High-dimensional bounds on the void percolation threshold

Observation of mean-field-like caging in high dimensions

Modified RLG model shows caging effects down to d=3

Abstract

The random Lorentz gas (RLG) is a minimal model for transport in disordered media. Despite the broad relevance of the model, theoretical grasp over its properties remains weak. For instance, the scaling with dimension d of its localization transition at the void percolation threshold is not well controlled analytically nor computationally. A recent study [Biroli et al. Phys. Rev.

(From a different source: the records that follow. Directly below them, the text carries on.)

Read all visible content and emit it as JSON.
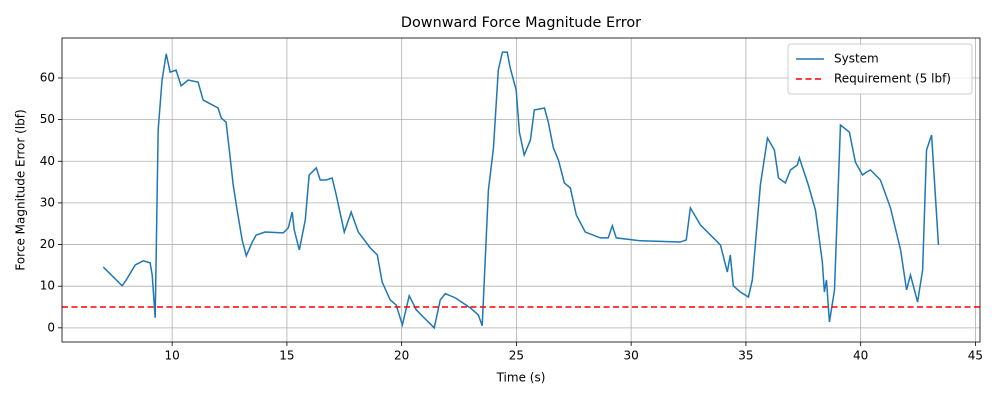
{
  "chart_data": {
    "type": "line",
    "title": "Downward Force Magnitude Error",
    "x_label": "Time (s)",
    "y_label": "Force Magnitude Error (lbf)",
    "xlim": [
      5.2,
      45.2
    ],
    "ylim": [
      -3.4,
      69.6
    ],
    "xticks": [
      10,
      15,
      20,
      25,
      30,
      35,
      40,
      45
    ],
    "yticks": [
      0,
      10,
      20,
      30,
      40,
      50,
      60
    ],
    "grid": true,
    "legend": "upper right",
    "series": [
      {
        "name": "System",
        "color": "#1f77b4",
        "x": [
          7.0,
          7.82,
          8.0,
          8.39,
          8.74,
          9.04,
          9.13,
          9.26,
          9.39,
          9.56,
          9.74,
          9.91,
          10.17,
          10.39,
          10.7,
          11.13,
          11.35,
          11.66,
          12.0,
          12.14,
          12.35,
          12.48,
          12.66,
          12.83,
          13.05,
          13.23,
          13.49,
          13.66,
          14.05,
          14.84,
          15.06,
          15.23,
          15.32,
          15.54,
          15.8,
          15.97,
          16.28,
          16.45,
          16.71,
          16.97,
          17.15,
          17.5,
          17.8,
          18.11,
          18.63,
          18.94,
          19.15,
          19.5,
          19.76,
          20.03,
          20.33,
          20.64,
          20.98,
          21.42,
          21.68,
          21.9,
          22.34,
          22.99,
          23.34,
          23.51,
          23.78,
          24.0,
          24.21,
          24.39,
          24.6,
          24.73,
          24.99,
          25.13,
          25.34,
          25.61,
          25.78,
          26.22,
          26.39,
          26.61,
          26.83,
          27.09,
          27.35,
          27.61,
          28.0,
          28.66,
          29.0,
          29.18,
          29.35,
          30.4,
          32.14,
          32.4,
          32.58,
          33.02,
          33.89,
          34.19,
          34.32,
          34.45,
          34.76,
          35.11,
          35.28,
          35.63,
          35.94,
          36.24,
          36.42,
          36.72,
          36.94,
          37.24,
          37.33,
          37.72,
          38.03,
          38.33,
          38.42,
          38.51,
          38.64,
          38.86,
          39.12,
          39.51,
          39.77,
          40.08,
          40.25,
          40.43,
          40.86,
          41.3,
          41.74,
          42.0,
          42.17,
          42.48,
          42.7,
          42.87,
          43.09,
          43.39
        ],
        "values": [
          14.6,
          10.1,
          11.5,
          15.1,
          16.1,
          15.6,
          12.7,
          2.4,
          47.5,
          59.5,
          65.8,
          61.4,
          61.9,
          58.1,
          59.5,
          59.0,
          54.7,
          53.8,
          52.8,
          50.4,
          49.4,
          43.2,
          34.3,
          28.3,
          21.1,
          17.3,
          20.6,
          22.3,
          23.0,
          22.8,
          24.0,
          27.8,
          23.5,
          18.7,
          25.9,
          36.7,
          38.4,
          35.5,
          35.5,
          36.0,
          31.9,
          23.0,
          27.8,
          23.0,
          19.2,
          17.5,
          11.0,
          6.7,
          5.5,
          0.7,
          7.7,
          4.3,
          2.4,
          0.0,
          6.7,
          8.2,
          7.2,
          4.8,
          3.1,
          0.5,
          33.1,
          43.2,
          61.9,
          66.2,
          66.2,
          62.4,
          57.1,
          47.0,
          41.5,
          45.1,
          52.3,
          52.8,
          49.4,
          43.2,
          40.3,
          34.8,
          33.6,
          27.1,
          23.0,
          21.6,
          21.6,
          24.5,
          21.6,
          20.9,
          20.6,
          21.1,
          28.8,
          24.7,
          19.9,
          13.4,
          17.5,
          10.1,
          8.6,
          7.4,
          11.5,
          34.3,
          45.6,
          42.7,
          36.0,
          34.8,
          37.9,
          39.1,
          40.8,
          34.3,
          28.3,
          15.8,
          8.6,
          11.5,
          1.4,
          9.1,
          48.7,
          47.0,
          39.8,
          36.7,
          37.4,
          37.9,
          35.5,
          28.8,
          18.7,
          9.1,
          12.7,
          6.2,
          13.9,
          42.7,
          46.3,
          19.9
        ]
      }
    ],
    "reference_line": {
      "name": "Requirement (5 lbf)",
      "value": 5,
      "color": "#ff0000"
    }
  }
}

E L030104 (2021)] of the caging behavior of the RLG motivated by the mean-field theory of glasses has uncovered physical inconsistencies in that scaling that heighten the need for guidance. Here, we first extend analytical expectations for asymptotic high-d bounds on the void percolation threshold, and then computationally evaluate both the threshold and its criticality in various d. In high-d systems, we observe that the standard percolation physics is complemented by a dynamical slowdown of the tracer dynamics reminiscent of mean-field caging. A simple modification of the RLG is found to bring the interplay between percolation and mean-field-like caging down to d=3.